With its rich legacy, Antigua is a favorite getaway for residents of congested Guatemala City, who frequently drive there on Sundays to lunch, shop and enjoy the more relaxed atmosphere.

A popular place to eat is the garden-side dining room of Posada de Don Rodrigo, which specializes in Guatemalan dishes. Restaurant Dona Luisa Xicotencatl, a plant-filled courtyard overlooked by balcony dining rooms, is more casual, featuring sandwiches made with bread baked on the premises. Café Condesa, set on the patio of an opulent Spanish mansion built in 1549, offers stylish snacks and excellent Antigua coffee.

Antigua is noted for its traditional dulces, or sweets, made from recipes developed in the old convent kitchens and shared with the women of the community, who passed them along to their daughters.
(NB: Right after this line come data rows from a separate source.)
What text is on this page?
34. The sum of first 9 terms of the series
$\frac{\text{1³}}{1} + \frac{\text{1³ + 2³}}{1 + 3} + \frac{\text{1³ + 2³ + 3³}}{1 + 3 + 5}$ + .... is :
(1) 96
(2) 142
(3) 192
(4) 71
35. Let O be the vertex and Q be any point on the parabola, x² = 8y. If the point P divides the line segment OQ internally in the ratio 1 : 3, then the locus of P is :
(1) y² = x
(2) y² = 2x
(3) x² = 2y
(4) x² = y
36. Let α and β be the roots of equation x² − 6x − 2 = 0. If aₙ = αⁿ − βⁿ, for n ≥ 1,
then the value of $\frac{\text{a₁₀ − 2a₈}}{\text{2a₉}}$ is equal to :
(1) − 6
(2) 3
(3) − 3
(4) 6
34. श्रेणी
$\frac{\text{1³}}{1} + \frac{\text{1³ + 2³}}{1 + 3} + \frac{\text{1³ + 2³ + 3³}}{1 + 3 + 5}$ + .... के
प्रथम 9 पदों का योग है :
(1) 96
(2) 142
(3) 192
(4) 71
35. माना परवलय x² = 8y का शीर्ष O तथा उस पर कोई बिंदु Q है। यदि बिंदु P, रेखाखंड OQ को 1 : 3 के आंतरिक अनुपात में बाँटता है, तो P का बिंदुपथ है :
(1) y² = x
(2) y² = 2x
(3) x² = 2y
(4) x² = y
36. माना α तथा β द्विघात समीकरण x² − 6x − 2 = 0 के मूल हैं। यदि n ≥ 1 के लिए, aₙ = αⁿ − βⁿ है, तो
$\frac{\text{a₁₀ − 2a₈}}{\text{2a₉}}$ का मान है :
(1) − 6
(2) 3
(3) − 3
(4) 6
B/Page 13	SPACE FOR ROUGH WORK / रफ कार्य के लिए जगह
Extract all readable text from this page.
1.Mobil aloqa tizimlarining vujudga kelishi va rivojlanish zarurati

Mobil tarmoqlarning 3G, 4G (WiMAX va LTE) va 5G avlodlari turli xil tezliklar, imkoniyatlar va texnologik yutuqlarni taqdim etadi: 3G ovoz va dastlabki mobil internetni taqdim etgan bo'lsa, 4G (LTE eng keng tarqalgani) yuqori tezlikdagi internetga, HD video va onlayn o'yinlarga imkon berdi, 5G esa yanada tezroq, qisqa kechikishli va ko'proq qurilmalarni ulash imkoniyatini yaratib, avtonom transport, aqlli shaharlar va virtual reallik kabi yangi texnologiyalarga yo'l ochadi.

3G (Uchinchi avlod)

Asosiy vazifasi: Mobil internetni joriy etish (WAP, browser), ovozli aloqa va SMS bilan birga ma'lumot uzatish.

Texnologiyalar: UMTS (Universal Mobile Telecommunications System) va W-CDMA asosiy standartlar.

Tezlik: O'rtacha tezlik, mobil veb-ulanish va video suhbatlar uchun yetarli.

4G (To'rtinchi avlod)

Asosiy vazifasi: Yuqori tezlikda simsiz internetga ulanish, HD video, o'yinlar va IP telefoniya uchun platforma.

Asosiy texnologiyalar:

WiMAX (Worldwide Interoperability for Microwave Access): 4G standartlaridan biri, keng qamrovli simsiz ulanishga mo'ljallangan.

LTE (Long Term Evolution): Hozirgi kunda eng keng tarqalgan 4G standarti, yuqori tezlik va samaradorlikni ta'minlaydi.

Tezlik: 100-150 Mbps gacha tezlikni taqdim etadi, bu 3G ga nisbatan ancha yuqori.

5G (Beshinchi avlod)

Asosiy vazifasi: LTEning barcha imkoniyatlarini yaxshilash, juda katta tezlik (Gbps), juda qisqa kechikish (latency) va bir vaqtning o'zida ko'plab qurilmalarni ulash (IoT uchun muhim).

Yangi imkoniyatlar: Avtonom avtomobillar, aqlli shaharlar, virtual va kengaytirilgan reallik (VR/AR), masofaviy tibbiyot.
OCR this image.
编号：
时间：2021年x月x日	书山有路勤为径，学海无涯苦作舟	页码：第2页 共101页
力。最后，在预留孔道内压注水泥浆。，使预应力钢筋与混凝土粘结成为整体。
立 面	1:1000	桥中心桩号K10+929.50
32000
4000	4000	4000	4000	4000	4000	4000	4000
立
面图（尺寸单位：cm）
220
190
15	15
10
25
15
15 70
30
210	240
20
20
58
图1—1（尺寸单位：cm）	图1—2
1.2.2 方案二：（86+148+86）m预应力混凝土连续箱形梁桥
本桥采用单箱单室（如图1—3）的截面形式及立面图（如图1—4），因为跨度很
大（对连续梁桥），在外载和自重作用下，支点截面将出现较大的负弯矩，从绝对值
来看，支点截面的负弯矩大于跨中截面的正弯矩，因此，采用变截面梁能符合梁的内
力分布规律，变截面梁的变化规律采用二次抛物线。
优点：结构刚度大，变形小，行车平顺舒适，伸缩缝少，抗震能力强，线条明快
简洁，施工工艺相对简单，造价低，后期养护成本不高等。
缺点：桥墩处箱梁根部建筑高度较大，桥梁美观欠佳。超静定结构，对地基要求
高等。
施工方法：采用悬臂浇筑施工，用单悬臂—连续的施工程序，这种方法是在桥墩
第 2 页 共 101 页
Of all the sweet shops found in the city, the best known is Dona Maria Gordillo Dulces Tipicos. Dona Maria inherited the business from her mother Dona Mercedes, who had obtained the recipes from Sister Dolores Ortiz in 1872. Customers are primarily Guatemalans, with the best selling sweet being a gooey coconut confection.

Local residents do most of their everyday shopping at the busy Municipal Market on the west side of the city, but some shops on its perimeter are stocked with Guatemalan arts and crafts for tourists who wander that far from the Central Plaza.

Visitors smitten by the brilliant colors and intricate designs of Guatemalan textiles will find the finest selection in the heart of the city at Nim Po't, a retail museum of traditional Maya dress and an indigenous consignment store. Because top weavers from throughout the highlands of Guatemala produce items for the combination gallery and shop, it provides a comprehensive overview of native clothing. Prices are high, but so is the quality.

For visitors making more than a day trip to Antigua, Casa Santo Domingo blends a monastery, dating from 1642, with new construction to create a luxury hotel and conference center. At night, stone cloisters where Dominican friars once walked are lit only by candles. A small museum within the expansive grounds houses artifacts excavated on site.